What is it about wine that captures the imagination more than other alcoholic drinks? Why do people spend thousands of pounds on bottles of wine never to taste a drop? Why do those who have a little knowledge about wine become in the eyes of laymen 'wine wankers'?
You know the type. Untucked gingham shirt open at the neck, linen jacket crumpled to just the right level of shabby chic. Denim jeans suitably aged and distressed. Brown brogues which have never seen a tin of polish. Usually out to lunch on a Sunday afternoon at the local gastropub ordering the wine for the table espousing the gorgeous, luscious blackfruit. The hint of liquorice, with a slap of wet leather. The bold, grippy tannins and superb length. You've all seen them. You've all thought it haven't you? 'Wine wanker'. You've committed the image to memory and sworn you'd never be one of those. You'll stick to the lager, ale, house wine and be damned for doing so.
That was me 20 years ago. Drinking cooking lager. Scoffing at those idiots ordering the Claret with their seared steaks and duck fat fried chips. 'Yeah, you can keep your Claret mate! I'll stick with the Australian dish water'. Drinking ice cold liquid which tastes of nothing. Back to 2022 and tonight I'm heading out to a wine school to taste six wines. Old world versus new world. Syrah against Shiraz. Primitivo against Zinfandel. Chardonnay against, well, Chardonnay. What changed in the intervening years?
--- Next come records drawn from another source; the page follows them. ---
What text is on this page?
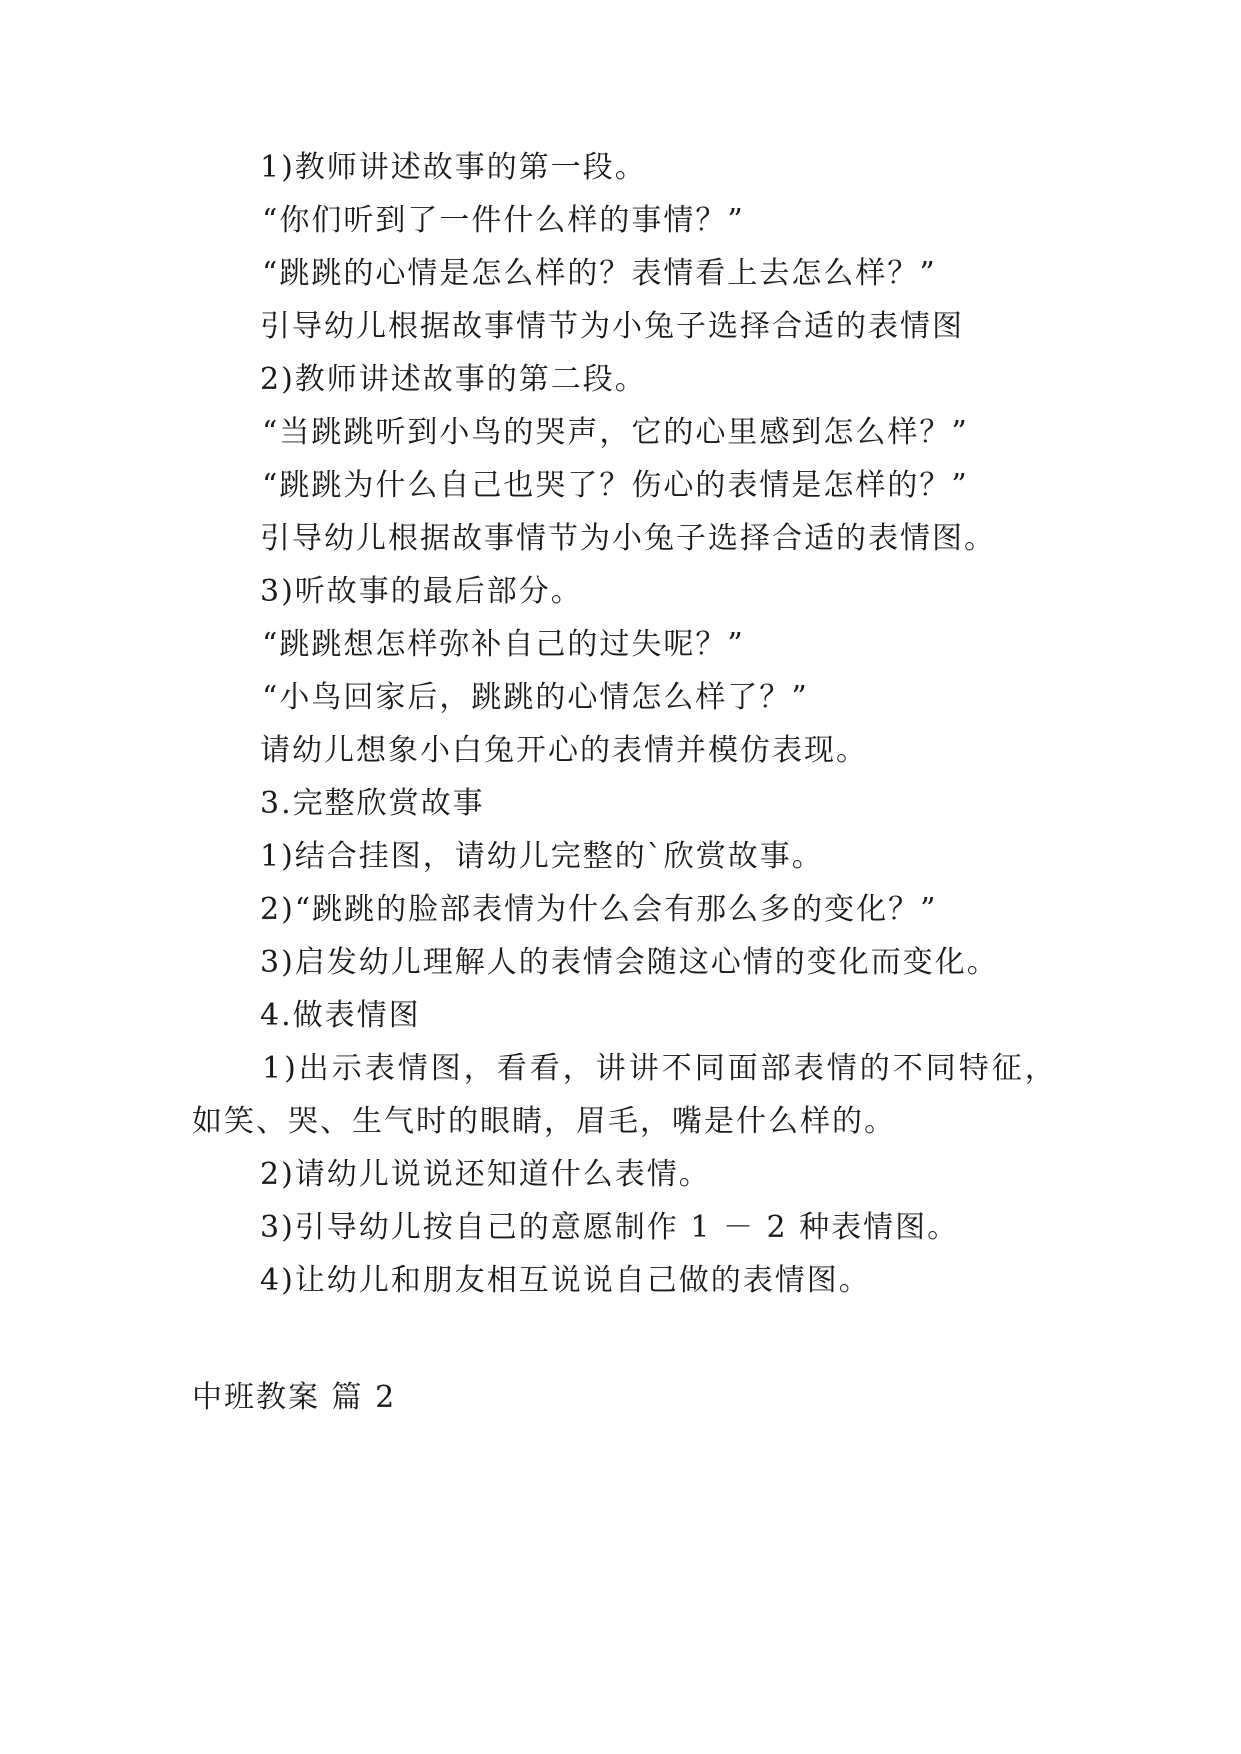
1)教师讲述故事的第一段。
“你们听到了一件什么样的事情？”
“跳跳的心情是怎么样的？表情看上去怎么样？”
引导幼儿根据故事情节为小兔子选择合适的表情图
2)教师讲述故事的第二段。
“当跳跳听到小鸟的哭声，它的心里感到怎么样？”
“跳跳为什么自己也哭了？伤心的表情是怎样的？”
引导幼儿根据故事情节为小兔子选择合适的表情图。
3)听故事的最后部分。
“跳跳想怎样弥补自己的过失呢？”
“小鸟回家后，跳跳的心情怎么样了？”
请幼儿想象小白兔开心的表情并模仿表现。
3.完整欣赏故事
1)结合挂图，请幼儿完整的`欣赏故事。
2)“跳跳的脸部表情为什么会有那么多的变化？”
3)启发幼儿理解人的表情会随这心情的变化而变化。
4.做表情图
1)出示表情图，看看，讲讲不同面部表情的不同特征，
如笑、哭、生气时的眼睛，眉毛，嘴是什么样的。
2)请幼儿说说还知道什么表情。
3)引导幼儿按自己的意愿制作 1 － 2 种表情图。
4)让幼儿和朋友相互说说自己做的表情图。
中班教案 篇 2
Why have I travelled along the spectrum of lager lout to wine wanker? How did I become that which I despised?
It's a story which starts in the 1970's. Spending the summer holidays with my parents in a renovated and patched up second hand caravan travelling through France. Watching my father buying cheap wine by the gallon in plastic water containers, dispensed from what can only be described as a petrol hose connected to a water bowser. It's the 1980s and Christmas begins with my mother chilling a bottle of Asti Spumante to go with the turkey. It's the bottle of Black Tower which was taken from its protective packaging of army boots as I slept in a hanger with other soldiers waiting for a flight from Germany back to the UK. It's the 1990s and carafe after carafe of cheap Rose wine on a beautiful Greek island had me waking up fully clothed in the shower the next morning wondering how I got there. It's the 2000s and as I moved through my 30s life started to change. I found myself divorced. Friends and work colleagues came and went as I threw myself at the treadmill of work. On the way home I would stop off at the supermarket to buy a bottle of red from the bottom shelf. I'd started to change.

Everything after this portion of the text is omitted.